Figure 4 – Représentation graphique des échéanciers tel que planifié versus tel que construit
Conclusion
Bien que notre étude de cas se soit concentrée sur la méthode d’analyse par fenêtres, l’application aveugle d’une méthode d’analyse des retards sans ancrage dans la réalité du projet est un piège qui met à risque la validité de toute analyse des retards, quelle que soit la méthode utilisée.
Il est important qu’une analyse des retards soit à la fois logique et représentative du déroulement réel du projet. S’assurer de la précision et de la fiabilité d’une analyse des retards est crucial, car c’est de celle-ci que dépend une compréhension adéquate des retards du projet. Toute analyse des retards devrait donc être corroborée par un examen des faits afin de confirmer sa validité et sa pertinence.

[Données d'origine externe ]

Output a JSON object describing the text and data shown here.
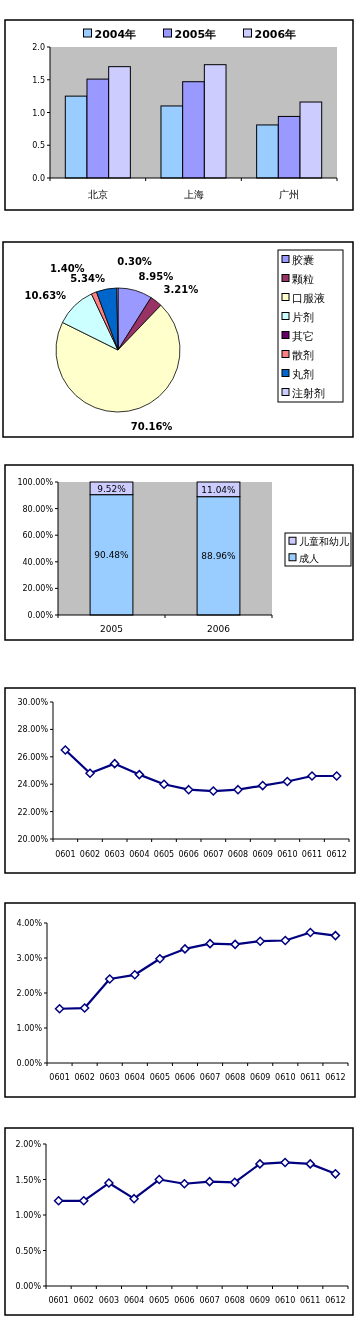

Les causes de retard importantes ne devraient pas être sous-estimées, car elles peuvent avoir des impacts considérables sur la durée totale et le déroulement du projet. À cette fin, un examen attentif de la documentation de projet est nécessaire afin de s’assurer que les causes de retard importantes ont toutes été adéquatement prises en compte.
Le chemin critique devrait être examiné de près pour s’assurer qu’il reflète fidèlement les activités principales, et que la logique du projet y est réaliste.
L’un des moyens les plus efficaces de s’assurer de la validité d’une analyse des retards est d’effectuer une analyse tel que planifié versus tel que construit. Cette méthode simple de confirmation par les faits s’avère souvent très utile. Une telle analyse permet de mieux détecter les écarts et d’identifier les composantes d’une analyse des retards qui pourraient fausser la représentation des conditions réelles du projet.
Pour conclure, afin qu’une analyse détaillée des retards donne des résultats valides, une approche méticuleuse et exhaustive, ancrée dans la réalité et fondée sur des prémisses raisonnables est essentielle, et ce, peu importe la méthode utilisée.
- Society of Construction Law, Protocole Retard et Perturbation, version 2 (septembre 2021), p. 44 [Italiques dans l’original] Traduction française du document « Delay & Disruption Protocol », 2e édition (février 2017).